Dissertation Project

Staging the State

Constitutional judgment, public performance, and the limits of spiritual jurisdiction.

This research section has been rebuilt as a book-like dissertation. Instead of one long prospectus page, it now opens with a table of contents and links into chapter pages that move from founding-era constitutional discourse to staged Supreme Court thought experiments about the limits of state power.

Core question

What can the constitutional state rightly govern, and what must remain beyond its jurisdiction?

Method

Political theory, founding-era print history, performance analysis, and staged legal thought experiments.

Form

A native web dissertation designed to be read like a linked scholarly book.
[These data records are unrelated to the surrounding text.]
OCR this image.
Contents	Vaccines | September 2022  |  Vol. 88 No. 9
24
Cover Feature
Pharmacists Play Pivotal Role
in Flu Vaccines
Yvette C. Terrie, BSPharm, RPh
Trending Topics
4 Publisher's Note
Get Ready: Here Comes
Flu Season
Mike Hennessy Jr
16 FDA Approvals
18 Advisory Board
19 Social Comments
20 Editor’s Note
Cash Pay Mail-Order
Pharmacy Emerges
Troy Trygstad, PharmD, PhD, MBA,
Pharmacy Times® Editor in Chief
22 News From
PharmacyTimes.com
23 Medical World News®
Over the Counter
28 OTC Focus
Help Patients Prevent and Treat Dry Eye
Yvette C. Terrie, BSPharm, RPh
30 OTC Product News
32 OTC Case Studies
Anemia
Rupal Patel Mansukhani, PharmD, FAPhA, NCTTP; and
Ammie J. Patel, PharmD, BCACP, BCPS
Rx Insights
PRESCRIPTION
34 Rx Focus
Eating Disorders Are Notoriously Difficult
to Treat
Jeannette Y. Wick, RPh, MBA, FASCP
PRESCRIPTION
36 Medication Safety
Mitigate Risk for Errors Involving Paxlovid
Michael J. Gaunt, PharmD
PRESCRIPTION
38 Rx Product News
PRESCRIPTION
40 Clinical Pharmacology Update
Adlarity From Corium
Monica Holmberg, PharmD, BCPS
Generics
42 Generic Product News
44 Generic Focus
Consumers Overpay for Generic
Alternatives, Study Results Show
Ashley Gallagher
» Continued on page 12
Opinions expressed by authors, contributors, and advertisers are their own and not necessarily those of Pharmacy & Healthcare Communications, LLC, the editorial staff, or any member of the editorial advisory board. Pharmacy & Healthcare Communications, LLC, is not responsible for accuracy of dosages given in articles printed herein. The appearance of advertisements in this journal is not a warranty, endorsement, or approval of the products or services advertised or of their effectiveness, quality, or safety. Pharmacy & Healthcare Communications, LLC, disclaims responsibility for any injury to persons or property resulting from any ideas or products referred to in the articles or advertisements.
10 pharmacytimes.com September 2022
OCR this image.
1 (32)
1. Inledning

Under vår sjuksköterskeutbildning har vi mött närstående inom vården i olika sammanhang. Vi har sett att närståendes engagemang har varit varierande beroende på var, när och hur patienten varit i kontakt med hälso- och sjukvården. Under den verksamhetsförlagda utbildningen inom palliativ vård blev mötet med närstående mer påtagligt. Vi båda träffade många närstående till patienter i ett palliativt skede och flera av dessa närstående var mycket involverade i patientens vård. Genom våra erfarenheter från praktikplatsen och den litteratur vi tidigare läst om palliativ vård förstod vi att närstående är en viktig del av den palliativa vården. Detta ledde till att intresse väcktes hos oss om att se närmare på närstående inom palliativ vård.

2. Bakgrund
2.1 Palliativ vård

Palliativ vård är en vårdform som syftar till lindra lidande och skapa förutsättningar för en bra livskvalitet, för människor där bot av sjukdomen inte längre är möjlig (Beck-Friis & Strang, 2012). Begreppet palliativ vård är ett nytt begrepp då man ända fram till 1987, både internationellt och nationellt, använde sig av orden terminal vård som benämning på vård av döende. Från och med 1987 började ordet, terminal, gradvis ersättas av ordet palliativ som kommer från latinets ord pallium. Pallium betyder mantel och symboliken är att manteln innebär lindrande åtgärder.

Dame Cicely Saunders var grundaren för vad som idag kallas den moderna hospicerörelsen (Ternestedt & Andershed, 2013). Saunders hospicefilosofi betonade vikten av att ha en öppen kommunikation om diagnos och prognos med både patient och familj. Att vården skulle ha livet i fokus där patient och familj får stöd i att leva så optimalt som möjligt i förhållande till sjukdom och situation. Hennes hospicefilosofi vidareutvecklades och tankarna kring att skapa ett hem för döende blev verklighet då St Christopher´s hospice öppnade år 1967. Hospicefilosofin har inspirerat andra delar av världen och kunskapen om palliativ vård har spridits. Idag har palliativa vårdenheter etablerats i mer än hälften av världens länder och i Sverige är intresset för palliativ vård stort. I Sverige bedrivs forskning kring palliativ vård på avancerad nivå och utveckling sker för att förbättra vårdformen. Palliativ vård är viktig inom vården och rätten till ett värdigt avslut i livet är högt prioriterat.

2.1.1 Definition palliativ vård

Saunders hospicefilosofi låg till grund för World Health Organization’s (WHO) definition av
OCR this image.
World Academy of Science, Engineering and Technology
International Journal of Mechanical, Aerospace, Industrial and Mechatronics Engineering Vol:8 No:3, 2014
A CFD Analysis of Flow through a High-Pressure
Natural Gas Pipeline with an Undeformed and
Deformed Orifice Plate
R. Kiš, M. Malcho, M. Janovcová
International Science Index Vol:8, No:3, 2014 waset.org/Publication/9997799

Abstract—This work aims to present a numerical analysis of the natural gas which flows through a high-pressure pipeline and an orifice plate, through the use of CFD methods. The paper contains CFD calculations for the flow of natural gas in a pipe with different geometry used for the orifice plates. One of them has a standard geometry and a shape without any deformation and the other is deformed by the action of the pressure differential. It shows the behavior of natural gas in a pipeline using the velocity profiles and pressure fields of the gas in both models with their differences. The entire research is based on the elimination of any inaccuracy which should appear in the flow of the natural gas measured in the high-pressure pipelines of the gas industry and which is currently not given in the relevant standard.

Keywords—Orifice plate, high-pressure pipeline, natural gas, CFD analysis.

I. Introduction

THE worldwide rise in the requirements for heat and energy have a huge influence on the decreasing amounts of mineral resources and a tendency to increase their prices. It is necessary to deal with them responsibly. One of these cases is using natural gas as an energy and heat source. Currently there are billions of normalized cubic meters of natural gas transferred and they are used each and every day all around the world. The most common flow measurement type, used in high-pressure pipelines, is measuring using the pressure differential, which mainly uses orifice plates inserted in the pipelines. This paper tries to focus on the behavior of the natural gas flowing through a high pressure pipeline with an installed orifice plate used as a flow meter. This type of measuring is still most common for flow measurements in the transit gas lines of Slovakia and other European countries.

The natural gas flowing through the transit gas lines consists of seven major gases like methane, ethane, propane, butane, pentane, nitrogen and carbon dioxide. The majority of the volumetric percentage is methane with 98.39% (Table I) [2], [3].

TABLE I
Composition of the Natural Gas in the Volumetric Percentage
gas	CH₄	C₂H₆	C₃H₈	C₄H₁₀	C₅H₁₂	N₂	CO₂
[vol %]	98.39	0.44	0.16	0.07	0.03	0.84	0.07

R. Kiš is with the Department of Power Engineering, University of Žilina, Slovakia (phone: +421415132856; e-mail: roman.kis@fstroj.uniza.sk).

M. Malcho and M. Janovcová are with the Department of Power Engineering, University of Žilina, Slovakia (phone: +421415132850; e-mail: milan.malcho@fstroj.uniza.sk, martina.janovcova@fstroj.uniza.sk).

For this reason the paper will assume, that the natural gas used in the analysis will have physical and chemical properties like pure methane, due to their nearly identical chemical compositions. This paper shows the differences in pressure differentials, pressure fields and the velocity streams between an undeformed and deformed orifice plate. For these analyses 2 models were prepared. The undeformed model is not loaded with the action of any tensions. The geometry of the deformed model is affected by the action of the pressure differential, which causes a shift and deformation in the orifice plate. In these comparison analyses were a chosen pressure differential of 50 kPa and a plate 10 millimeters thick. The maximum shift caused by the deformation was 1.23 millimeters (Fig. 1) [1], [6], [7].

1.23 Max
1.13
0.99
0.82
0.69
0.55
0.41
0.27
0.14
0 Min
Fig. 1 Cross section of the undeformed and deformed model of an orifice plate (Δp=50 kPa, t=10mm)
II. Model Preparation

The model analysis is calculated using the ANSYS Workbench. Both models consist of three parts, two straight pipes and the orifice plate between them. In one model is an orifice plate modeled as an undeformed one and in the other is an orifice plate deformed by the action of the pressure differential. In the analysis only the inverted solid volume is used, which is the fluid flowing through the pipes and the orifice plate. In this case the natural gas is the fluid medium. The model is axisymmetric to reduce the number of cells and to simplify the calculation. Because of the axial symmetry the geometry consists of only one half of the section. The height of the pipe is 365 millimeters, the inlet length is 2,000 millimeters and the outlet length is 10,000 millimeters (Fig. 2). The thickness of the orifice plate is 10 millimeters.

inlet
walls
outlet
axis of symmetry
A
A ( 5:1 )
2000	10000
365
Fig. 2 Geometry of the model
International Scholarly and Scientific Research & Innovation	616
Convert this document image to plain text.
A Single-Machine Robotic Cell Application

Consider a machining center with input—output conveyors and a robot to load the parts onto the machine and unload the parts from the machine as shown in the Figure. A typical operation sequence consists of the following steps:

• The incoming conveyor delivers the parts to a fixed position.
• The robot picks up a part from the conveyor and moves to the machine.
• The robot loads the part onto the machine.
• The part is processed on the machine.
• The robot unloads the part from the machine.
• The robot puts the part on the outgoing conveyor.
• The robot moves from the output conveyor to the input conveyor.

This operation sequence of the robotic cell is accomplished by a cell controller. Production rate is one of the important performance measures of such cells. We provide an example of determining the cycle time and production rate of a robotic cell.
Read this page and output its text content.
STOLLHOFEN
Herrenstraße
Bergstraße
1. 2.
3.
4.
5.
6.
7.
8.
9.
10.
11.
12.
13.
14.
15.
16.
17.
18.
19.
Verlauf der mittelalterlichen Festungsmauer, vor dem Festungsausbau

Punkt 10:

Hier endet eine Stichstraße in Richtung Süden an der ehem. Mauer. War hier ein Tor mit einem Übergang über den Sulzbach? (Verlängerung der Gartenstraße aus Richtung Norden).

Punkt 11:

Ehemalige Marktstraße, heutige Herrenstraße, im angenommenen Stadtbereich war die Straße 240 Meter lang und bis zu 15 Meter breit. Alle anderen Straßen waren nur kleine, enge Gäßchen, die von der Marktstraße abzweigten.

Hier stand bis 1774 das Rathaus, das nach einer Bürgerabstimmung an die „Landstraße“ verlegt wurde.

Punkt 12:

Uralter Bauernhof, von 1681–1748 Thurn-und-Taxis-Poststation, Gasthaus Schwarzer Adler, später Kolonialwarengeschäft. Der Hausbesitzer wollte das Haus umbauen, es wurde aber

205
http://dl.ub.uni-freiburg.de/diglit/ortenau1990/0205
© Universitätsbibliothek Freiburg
What this dissertation argues.

Staging the State argues that constitutional authority is made credible not only through doctrine and institutional design, but through scenes of address, persuasion, performance, and judgment. The founding archive shows how the American state had to be narrated before it could be inhabited. The later chapters extend that insight into conflicts where the state is tempted to overreach into sacred offense, spiritual injury, or metaphysical promise.

The dissertation therefore treats separation of church and state not merely as an administrative arrangement, but as a doctrine of political humility. The state may regulate conduct and adjudicate disputes, but it cannot safely certify transcendence, govern the soul, or repair spiritual injury on theological terms without claiming a form of authority constitutional restraint should deny it.

Read it like a book.

Three ways into the project.

  • Start with the introduction if you want the dissertation's main claim and architecture in one place.
  • Jump to Chapters 4 and 5 if you want the theatrical case studies first and the founding archive second.
  • Use the bibliography as a research shelf if you are reading this as a prospectus or committee-facing document.

The website is part of the argument.

This dissertation is designed for linked reading rather than a single fixed container. Navigation, sequencing, modular structure, and public legibility are not decorative features here. They are part of the claim that constitutional judgment is staged through arrangement, circulation, and scenes of encounter.